Program > Papers by author > Sambe Ababacar

Performance of PPP investments in Electricity and Ports in Sub-Saharan Africa: a Stochastic Frontiers approach.
Ababacar Sambe  1@  
1 : Aix-Marseille Sciences Economiques  (AMSE)
École des Hautes Études en Sciences Sociales, Aix Marseille Université, Ecole Centrale de Marseille, Centre National de la Recherche Scientifique, École des Hautes Études en Sciences Sociales : UMR7316, Aix Marseille Université : UMR7316, Ecole Centrale de Marseille : UMR7316, Centre National de la Recherche Scientifique : UMR7316
5-9 Boulevard BourdetCS 5049813205 Marseille Cedex 1 -  France

Using a SFA approach, this paper measured the efficiency of ports and electricity PPP investments respectively on container traffic and coverage rate by comparing the production frontiers with and without PPP investments. Furthermore, for the electricity sub-sector, the effect of PPP investments is analyzed alongside the different CPIA criteria used as proxies for the determinants of PPP investments. Thus, for the electricity sub-sector, we tested two hypotheses: i) whether PPP investments combined with the CPIA criteria shift the production frontiers ii) PPP investments together with CPIA criteria as a determinant of efficiency. For the Ports sub-sector, we first measured the effect of PPP investments on efficient production frontiers. Secondly, we analyzed the effect of CPIA criteria as determinants of inefficiency. For the Electricity sub-sector, the paper covers 34 SSA countries; that of Ports covers 18 countries. The analysis period for both sub-sectors is from 2000 to 2019.

Prior to analyzing the effectiveness of sectoral infrastructure investments, we identified, for each sub-sector, the CPIA criteria with a Granger non-causal relationship, to be able to use them as determinants of inefficiency.

For the electricity sub-sector, the tests identified two CPIA criteria: Financial Sector (c.5) and Quality of budgetary and financial management (c.13). Regarding shifting the efficient frontier, the results showed a positive contribution of the inputs: public, private investments and PPPs to access to electricity. However, the contribution of PPP investments to shifting the efficient frontier remains negligible. The results showed perfect efficiency when PPP investments in the electricity sector are considered. However, without these PPP investments, the results showed an average decline in efficiency of 1%. More importantly, we found that when PPP investments are combined with an CPIA criteria, its contribution to the electricity rate access remains significant and positive. As for the role of PPP investments as a determinant of inefficiency, the results showed that it contributes to improving access to electricity, as does criteria (c.5) financial sector. While criteria (c.13) contributes negatively to access to electricity. Finally, the results showed that countries have an average efficiency rate of 87% in terms of access to electricity. These efficiency scores are also widely dispersed, ranging from an average minimum over the analysis period of 61% for Liberia to an average maximum of 98% for Nigeria.

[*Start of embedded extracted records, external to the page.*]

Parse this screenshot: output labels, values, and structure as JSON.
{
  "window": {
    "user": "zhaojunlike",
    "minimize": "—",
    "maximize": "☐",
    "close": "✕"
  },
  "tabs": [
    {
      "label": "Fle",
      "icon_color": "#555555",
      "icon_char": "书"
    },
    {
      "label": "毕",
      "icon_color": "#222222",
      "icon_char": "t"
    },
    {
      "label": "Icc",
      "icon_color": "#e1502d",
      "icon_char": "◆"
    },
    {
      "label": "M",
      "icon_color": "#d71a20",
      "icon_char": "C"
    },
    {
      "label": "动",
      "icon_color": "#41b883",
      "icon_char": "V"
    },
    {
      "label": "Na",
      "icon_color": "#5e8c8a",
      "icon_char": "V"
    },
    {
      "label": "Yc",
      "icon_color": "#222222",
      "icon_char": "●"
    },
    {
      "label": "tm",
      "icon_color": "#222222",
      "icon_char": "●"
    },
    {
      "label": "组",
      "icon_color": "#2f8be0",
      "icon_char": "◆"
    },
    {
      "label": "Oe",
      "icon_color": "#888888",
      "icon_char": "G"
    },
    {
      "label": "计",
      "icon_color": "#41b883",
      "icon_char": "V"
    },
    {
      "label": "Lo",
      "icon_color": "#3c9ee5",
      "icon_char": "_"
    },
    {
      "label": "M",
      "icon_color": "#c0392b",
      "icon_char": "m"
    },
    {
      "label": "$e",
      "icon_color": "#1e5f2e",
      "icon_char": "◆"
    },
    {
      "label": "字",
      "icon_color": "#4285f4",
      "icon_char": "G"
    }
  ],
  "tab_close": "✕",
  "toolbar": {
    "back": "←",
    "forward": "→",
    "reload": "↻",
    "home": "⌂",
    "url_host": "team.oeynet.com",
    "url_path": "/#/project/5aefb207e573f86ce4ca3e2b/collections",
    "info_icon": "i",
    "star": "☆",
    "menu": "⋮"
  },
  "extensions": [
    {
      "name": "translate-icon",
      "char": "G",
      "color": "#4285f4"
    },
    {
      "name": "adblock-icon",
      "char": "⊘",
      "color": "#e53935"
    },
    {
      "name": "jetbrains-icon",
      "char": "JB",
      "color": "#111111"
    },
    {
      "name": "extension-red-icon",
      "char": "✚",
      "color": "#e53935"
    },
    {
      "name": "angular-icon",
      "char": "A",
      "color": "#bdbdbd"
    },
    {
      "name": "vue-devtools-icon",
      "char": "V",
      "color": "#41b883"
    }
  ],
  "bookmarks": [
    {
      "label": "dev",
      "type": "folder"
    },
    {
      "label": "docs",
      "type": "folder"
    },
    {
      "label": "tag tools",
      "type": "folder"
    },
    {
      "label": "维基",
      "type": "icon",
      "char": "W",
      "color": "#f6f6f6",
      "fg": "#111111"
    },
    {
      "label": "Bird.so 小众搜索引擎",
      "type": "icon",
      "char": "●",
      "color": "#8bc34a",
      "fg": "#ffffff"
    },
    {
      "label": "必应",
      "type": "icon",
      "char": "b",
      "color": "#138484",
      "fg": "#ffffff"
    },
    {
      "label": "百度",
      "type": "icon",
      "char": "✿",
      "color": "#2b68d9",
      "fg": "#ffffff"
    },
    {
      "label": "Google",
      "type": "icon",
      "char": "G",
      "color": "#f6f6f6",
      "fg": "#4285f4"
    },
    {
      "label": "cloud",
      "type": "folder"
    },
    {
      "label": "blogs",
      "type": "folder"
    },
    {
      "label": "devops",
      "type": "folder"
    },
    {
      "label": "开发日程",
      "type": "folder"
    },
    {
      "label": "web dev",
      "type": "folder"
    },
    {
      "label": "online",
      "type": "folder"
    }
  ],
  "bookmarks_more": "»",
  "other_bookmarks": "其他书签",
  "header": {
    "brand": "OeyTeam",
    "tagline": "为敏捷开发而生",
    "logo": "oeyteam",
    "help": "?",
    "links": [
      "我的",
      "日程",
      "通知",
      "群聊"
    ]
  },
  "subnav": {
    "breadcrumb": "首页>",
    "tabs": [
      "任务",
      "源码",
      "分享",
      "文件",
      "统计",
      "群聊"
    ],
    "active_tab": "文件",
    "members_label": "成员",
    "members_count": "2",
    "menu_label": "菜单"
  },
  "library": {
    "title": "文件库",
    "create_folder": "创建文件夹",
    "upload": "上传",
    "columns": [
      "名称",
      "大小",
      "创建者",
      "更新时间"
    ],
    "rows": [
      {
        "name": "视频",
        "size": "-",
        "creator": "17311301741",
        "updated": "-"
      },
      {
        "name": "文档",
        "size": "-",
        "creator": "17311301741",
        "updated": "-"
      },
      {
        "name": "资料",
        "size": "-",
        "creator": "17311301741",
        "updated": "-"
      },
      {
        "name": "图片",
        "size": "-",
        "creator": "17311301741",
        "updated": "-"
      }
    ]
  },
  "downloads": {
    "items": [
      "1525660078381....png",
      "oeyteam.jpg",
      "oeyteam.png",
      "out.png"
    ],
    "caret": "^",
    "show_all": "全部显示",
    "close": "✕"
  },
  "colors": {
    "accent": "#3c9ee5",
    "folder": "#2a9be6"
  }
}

For the Ports sub-sector, three CPIA criteria were selected: Monetary Policy (c.1), Debt Policy (c.3) and Quality of Public Administration (c.15). In terms of shifting the efficient frontier, the results showed a significant and positive contribution of PPP sector investments to container traffic. The average inefficiency without PPP sector investments is 28%, while the average inefficiency with PPP is around 25%, i.e. a 3% improvement with PPP. Used as determinants of inefficiency, the Debt Policy (c.3) and Quality of Public Administration (c.15) contribute to improving the level of container traffic, while the Monetary Policy (c.1) criteria contributes negatively to container traffic.

The results obtained show a positive contribution from PPP investments in the ports and electricity sub-sectors.